Avoidance is a Learned Survival Skill 

Avoiding emotional pain is something many of us learn early on—especially if we've been through trauma, high stress, or environments that discouraged emotional expression. Over time, our brains associate even helpful tools (like reflection or rest) with discomfort, so we delay or disengage. This doesn't mean you're "self-sabotaging"—it means you're human and doing your best with what you've learned. When you notice yourself avoiding something that could help, pause and ask: “What am I feeling right now?” or “What am I afraid this might bring up?” Name it gently, without judgment.

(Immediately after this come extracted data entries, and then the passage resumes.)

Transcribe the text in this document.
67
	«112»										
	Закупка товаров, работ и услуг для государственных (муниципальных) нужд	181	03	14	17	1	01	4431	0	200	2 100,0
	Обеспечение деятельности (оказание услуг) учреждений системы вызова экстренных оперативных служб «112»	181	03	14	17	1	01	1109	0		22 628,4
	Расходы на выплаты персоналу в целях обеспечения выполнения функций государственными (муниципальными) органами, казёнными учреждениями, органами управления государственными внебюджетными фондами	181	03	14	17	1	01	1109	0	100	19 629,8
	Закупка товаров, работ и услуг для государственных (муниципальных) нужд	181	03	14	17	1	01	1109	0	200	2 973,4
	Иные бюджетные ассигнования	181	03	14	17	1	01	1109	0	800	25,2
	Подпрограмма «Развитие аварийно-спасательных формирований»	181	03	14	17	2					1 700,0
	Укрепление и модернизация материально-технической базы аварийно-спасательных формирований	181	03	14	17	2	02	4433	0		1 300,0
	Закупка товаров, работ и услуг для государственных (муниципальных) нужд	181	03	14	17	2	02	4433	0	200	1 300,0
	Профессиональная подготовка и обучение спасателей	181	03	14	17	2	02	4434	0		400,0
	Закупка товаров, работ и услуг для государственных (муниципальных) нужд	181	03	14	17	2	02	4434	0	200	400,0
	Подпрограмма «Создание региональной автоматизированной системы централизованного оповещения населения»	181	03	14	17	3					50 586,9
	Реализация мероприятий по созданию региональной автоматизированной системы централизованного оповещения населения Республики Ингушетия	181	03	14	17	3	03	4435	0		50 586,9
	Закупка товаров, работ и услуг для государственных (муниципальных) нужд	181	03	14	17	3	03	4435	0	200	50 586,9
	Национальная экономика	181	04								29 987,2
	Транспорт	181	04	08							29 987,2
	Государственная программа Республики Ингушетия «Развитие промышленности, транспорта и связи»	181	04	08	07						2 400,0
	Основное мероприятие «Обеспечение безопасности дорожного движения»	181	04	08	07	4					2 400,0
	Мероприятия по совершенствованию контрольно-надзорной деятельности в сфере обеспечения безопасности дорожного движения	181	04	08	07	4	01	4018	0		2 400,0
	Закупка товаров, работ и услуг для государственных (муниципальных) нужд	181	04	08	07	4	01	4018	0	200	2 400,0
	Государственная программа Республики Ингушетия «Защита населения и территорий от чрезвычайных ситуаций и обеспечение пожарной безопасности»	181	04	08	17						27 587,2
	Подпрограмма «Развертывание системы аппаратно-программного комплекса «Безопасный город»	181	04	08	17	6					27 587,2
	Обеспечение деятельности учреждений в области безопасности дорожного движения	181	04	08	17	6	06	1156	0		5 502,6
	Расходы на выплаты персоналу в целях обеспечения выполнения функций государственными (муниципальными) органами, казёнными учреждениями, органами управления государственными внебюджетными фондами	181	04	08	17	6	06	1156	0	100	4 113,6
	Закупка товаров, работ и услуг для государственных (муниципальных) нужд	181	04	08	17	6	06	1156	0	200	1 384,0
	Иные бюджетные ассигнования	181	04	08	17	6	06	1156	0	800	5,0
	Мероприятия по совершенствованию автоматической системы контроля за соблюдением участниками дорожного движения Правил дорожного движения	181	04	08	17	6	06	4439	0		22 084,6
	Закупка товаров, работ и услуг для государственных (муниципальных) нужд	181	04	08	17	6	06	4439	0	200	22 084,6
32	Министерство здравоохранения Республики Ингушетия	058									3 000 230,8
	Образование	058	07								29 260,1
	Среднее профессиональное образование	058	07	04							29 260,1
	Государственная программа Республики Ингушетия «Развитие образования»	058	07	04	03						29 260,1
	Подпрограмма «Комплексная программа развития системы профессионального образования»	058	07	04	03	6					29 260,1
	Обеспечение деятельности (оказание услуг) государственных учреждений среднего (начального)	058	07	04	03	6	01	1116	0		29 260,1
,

We Confuse Familiarity With Safety

Healing often involves stepping into new ways of thinking, feeling, or relating—and new can feel risky. Even if our current habits aren’t helping us thrive, they may feel familiar, and therefore “safe.” It’s not uncommon to cling to old patterns simply because they’re known. Remind yourself that growth doesn’t have to feel comfortable to be good. You might even say to yourself, “This is new, not wrong.” 

Perfectionism Can Block Progress 

Sometimes we avoid healing work because we think we need to do it perfectly—meditate every day, never miss therapy, or process emotions the “right” way. When we can’t meet these unrealistic standards, we give up entirely. This all-or-nothing thinking keeps us stuck. If this feels familiar to you, try to focus on consistency over perfection. Healing is about showing up again and again—not doing it flawlessly. Let yourself be a beginner, and remember: imperfect healing is still healing.

Seek Support

Therapists are trained professionals who help us recognize patterns of negative thinking and acknowledge the small but meaningful steps we’ve taken. Therapy offers a compassionate space to explore emotions without tying our self-worth to our struggles or experiences. If you find it difficult to give yourself credit for how far you’ve come, seeking support from a therapist can be a powerful step toward greater self-compassion and clarity.